Change is the mother of innovation — but not every change is always for the better. Most people have been there — an awful haircut, some questionable glasses, maybe a poor choice in wardrobe — but when a company decides it’s time to shake things up a bit, the results can be even more disastrous.
GOBankingRates decided to relive some of the worst company makeovers ever — breaking down where these companies went so, so very wrong.
Flop No. 1: The SciFi Channel
Known as a paradise for science fiction buffs and fantasy fanatics, the SciFi channel promised viewers a healthy dose of the strange, wild and extraterrestrial with staples like “Fringe” and “The Twilight Zone.”

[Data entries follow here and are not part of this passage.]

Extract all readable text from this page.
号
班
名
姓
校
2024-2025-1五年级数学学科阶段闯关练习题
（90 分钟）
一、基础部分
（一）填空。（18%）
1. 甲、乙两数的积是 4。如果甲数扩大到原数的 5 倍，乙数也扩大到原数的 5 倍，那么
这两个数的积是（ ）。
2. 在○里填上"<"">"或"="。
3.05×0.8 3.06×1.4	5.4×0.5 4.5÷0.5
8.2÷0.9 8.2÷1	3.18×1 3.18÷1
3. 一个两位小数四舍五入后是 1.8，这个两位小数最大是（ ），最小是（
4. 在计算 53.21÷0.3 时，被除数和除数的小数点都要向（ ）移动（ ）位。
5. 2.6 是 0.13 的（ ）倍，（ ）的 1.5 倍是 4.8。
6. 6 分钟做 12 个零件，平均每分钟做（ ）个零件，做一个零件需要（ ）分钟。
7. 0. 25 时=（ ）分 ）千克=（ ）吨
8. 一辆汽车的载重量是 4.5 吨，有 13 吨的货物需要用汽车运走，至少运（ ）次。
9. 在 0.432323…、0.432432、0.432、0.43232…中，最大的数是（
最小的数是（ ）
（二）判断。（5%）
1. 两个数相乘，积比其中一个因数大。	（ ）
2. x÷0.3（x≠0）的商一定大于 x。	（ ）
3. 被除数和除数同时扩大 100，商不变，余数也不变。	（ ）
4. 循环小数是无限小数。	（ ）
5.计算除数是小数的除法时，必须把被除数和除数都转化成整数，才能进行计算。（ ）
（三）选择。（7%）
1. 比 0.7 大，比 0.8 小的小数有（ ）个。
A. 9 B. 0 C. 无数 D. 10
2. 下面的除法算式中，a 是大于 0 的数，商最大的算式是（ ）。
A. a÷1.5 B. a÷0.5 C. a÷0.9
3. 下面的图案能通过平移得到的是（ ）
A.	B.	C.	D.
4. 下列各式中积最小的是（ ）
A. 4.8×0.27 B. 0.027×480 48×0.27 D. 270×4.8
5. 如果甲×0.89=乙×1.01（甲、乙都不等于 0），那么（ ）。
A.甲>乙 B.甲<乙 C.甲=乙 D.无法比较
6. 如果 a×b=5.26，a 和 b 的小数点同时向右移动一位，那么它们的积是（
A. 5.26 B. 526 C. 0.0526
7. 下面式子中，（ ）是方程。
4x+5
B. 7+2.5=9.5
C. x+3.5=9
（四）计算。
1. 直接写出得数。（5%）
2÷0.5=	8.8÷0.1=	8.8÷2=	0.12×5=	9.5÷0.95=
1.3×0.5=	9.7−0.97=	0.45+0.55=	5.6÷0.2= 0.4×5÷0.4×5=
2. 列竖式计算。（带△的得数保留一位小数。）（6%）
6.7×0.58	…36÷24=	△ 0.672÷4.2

In 2009, someone got the great idea to completely implode the entire concept behind the SciFi channel by tossing the SciFi name out in favor of Syfy — trading the entire brand of the channel for a slightly more search engine-friendly name.
Time declared it one of the top 10 worst corporate name changes — the name even translates to “syphilis” in Polish. The company’s latest 2017 rebrand tried to right the ship after the major misstep, pulling SyFy back to its roots and trading the action flicks and wrestling content for a familiar fantasy and sci-fi flavor.
Flop No. 2: Myspace
When it first launched in 2004, Myspace became the pinnacle of online culture, launching the concept of social networking to the masses and dominating the industry to the point where “Myspace Tom” was one of the most recognizable images of the early 2000s.
These days, Myspace is still alive — somehow. The website endured a series of identity crises — and a massive data breach — seeing an audience of 15 million monthly active users in comparison to Facebook’s 2 billion-plus.
Flop No. 3: RadioShack
RadioShack is a study in when being steadfast can actually cripple a company. In existence since the early 1920s, this electronics business was the top spot to find all your gadgets and gizmos for generations — until IBM, Apple and Dell decided to change the game and RadioShack refused to follow suit.
They tried to rebrand as “The Shack” in 2009 in an attempt to redefine themselves, but they pushed out the electronics hobbyists that made them who they were — which led to bankruptcy filings in 2015 and 2017 and forced massive store closures. As of March 2018, only 28 RadioShacks were in operation — down from 5,200 in 2014.